Initially I was really excited by Redshift, but when I got a chance to play with...

jasonkester · on Feb 15, 2013

Look for the COPY command. Upload your raw data to S3 (gzipped if you like) and you can pull it straight in from there.

mallipeddi · on Feb 15, 2013

You can use the COPY command to do bulk imports from S3. We also support importing from DynamoDB.

arielweisberg · on Feb 16, 2013

What if DynamoDB doesn't solve my problem because I need transactions?

Why do I have to write code to perform an extra step and pay the extra cost and latency of pushing data through S3 just to get it into Redshift?

Not supporting trickle loading is a leaky abstraction IMO. It's not a ton of code to log statements until you have enough to justify an import and you shouldn't push that complexity on every database user.

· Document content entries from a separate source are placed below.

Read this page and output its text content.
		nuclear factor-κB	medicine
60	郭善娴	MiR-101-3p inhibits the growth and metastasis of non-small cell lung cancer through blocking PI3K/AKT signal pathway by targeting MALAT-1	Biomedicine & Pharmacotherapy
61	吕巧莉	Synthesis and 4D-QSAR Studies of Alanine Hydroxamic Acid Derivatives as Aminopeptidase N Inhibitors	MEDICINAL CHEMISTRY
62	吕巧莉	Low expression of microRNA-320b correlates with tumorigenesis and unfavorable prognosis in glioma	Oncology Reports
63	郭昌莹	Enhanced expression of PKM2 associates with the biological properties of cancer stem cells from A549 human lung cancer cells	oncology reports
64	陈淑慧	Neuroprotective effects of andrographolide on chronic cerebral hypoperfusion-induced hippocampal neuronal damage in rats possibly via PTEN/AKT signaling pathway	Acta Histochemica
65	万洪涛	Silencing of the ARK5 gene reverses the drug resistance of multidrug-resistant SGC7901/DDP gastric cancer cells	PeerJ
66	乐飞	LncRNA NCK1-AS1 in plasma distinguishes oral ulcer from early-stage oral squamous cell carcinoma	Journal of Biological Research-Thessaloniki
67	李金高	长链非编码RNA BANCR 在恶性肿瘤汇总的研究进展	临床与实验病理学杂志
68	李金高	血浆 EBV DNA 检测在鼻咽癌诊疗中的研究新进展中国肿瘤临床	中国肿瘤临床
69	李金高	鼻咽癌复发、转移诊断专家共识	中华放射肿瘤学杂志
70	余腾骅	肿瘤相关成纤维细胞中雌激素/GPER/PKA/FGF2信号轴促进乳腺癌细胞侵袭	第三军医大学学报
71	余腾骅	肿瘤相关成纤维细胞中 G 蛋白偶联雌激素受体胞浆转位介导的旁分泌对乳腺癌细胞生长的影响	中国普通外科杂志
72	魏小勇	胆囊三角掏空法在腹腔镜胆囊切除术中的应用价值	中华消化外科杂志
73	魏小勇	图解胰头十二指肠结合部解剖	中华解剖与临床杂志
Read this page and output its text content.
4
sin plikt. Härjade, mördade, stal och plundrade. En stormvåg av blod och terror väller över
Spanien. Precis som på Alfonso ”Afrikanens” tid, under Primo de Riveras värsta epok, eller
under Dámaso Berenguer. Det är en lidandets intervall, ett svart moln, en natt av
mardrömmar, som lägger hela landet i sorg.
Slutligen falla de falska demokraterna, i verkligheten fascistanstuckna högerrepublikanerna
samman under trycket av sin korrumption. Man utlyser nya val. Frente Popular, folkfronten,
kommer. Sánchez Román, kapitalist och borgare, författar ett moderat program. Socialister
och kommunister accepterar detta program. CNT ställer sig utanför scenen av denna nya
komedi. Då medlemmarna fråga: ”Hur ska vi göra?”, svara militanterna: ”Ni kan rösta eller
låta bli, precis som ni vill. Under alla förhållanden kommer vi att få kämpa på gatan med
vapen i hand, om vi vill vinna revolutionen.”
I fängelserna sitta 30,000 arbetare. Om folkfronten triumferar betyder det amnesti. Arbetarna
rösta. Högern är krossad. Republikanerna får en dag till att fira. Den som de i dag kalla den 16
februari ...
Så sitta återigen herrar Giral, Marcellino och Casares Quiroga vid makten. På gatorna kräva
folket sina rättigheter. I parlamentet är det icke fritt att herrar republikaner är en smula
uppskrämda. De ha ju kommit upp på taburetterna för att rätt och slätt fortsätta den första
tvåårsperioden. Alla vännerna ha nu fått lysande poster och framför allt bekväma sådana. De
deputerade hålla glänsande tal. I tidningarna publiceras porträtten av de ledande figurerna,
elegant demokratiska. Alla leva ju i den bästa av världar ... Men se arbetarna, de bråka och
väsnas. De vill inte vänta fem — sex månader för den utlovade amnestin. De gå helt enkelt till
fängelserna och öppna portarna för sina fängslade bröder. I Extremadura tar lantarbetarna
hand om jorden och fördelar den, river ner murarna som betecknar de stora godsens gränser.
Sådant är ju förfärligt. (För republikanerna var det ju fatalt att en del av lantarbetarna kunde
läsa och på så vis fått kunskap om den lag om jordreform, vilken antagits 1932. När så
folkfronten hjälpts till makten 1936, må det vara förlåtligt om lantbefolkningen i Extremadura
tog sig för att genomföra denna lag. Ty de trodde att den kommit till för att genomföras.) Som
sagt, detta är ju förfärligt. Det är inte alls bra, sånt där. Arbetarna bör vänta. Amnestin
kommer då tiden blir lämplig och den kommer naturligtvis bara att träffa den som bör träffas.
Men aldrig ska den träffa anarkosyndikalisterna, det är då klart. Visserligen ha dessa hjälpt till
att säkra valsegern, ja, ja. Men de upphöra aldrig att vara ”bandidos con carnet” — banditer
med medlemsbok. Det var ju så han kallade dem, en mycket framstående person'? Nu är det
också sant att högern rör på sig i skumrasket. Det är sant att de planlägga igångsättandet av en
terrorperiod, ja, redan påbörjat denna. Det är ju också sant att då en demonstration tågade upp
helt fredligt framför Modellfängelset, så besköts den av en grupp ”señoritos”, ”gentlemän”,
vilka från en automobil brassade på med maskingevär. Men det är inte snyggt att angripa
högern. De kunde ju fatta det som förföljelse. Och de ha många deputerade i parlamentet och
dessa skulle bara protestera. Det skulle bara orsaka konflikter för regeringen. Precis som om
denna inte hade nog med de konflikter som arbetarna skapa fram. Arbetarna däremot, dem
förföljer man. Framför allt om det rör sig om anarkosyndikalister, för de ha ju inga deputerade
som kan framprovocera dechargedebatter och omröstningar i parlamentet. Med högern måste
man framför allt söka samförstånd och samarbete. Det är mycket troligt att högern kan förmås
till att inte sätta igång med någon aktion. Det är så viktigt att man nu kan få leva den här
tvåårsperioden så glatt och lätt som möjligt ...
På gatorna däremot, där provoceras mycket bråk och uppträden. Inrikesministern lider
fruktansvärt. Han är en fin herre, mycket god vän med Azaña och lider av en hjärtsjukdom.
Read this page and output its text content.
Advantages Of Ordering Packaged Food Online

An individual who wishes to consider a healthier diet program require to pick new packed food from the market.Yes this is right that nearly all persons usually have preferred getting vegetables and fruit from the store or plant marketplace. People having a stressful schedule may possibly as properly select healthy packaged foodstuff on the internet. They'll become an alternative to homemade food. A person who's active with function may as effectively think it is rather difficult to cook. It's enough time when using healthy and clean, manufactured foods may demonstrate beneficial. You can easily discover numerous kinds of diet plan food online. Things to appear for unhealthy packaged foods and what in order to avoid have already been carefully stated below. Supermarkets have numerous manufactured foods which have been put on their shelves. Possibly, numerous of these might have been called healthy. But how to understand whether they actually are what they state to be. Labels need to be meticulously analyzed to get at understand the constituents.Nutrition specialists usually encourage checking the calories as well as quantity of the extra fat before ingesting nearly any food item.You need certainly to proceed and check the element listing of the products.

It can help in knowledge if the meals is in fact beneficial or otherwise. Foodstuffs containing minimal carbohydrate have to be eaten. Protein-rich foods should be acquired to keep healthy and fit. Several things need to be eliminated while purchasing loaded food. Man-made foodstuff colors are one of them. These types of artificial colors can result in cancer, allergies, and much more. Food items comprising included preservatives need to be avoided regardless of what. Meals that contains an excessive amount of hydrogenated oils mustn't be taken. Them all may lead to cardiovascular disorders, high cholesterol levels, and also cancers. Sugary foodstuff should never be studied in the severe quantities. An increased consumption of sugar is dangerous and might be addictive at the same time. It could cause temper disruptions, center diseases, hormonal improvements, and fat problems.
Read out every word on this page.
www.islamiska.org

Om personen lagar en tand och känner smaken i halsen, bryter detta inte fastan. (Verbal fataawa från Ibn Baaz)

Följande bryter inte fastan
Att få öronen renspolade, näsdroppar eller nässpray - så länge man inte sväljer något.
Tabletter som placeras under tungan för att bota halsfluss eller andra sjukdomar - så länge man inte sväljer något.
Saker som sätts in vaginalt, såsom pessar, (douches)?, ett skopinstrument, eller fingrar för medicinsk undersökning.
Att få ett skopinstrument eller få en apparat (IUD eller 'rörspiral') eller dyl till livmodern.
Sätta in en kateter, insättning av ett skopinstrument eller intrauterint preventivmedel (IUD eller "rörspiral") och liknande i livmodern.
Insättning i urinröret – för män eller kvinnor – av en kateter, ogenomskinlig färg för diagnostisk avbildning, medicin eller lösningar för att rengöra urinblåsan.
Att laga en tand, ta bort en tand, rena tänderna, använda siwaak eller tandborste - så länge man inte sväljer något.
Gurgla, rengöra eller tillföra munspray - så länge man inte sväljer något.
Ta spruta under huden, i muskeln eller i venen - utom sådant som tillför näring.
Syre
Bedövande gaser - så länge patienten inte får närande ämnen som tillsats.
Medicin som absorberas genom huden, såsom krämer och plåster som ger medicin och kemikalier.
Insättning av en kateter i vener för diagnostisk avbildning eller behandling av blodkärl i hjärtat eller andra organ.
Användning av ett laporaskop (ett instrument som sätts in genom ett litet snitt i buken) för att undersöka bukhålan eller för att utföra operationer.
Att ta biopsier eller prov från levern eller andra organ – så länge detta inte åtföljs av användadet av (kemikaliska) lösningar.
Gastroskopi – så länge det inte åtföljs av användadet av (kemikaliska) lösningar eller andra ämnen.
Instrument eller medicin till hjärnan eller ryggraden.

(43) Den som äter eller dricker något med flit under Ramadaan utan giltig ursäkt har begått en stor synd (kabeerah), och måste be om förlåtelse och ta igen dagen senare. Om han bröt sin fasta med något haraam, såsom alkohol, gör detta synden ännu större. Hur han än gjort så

Postgres supports copying from a binary stream, why not support that?

shanif · on March 1, 2013

I'd have to agree with arielweisberg here. Our organization was really excited about Redshift a few days ago, but after seeing each of our individual INSERTs take upwards of 2 seconds, and hearing that we should first upload to S3 or Dynamo, we decided the platform would not fit our needs.

Our goal is minimal architecture complexity, and to upload log files or other data to a file system before loading it into a data warehouse just doesn't make sense.

We're currently looking into Hadoop/HDFS/Impala due to cost constraints (Vertica would have been our primary choice). If anyone has any other suggestions it would be great to hear them.

darksaints · on Feb 15, 2013

It runs each statement individually? Or commits each statement individually?

Column stores are destined to have slower inserts, due to how the data is stored on disk. But if they are actually committing each statement individually, that is a problem.

arielweisberg · on Feb 16, 2013

That is not the case with Vertica. Trickle loading is table stakes functionality IMO.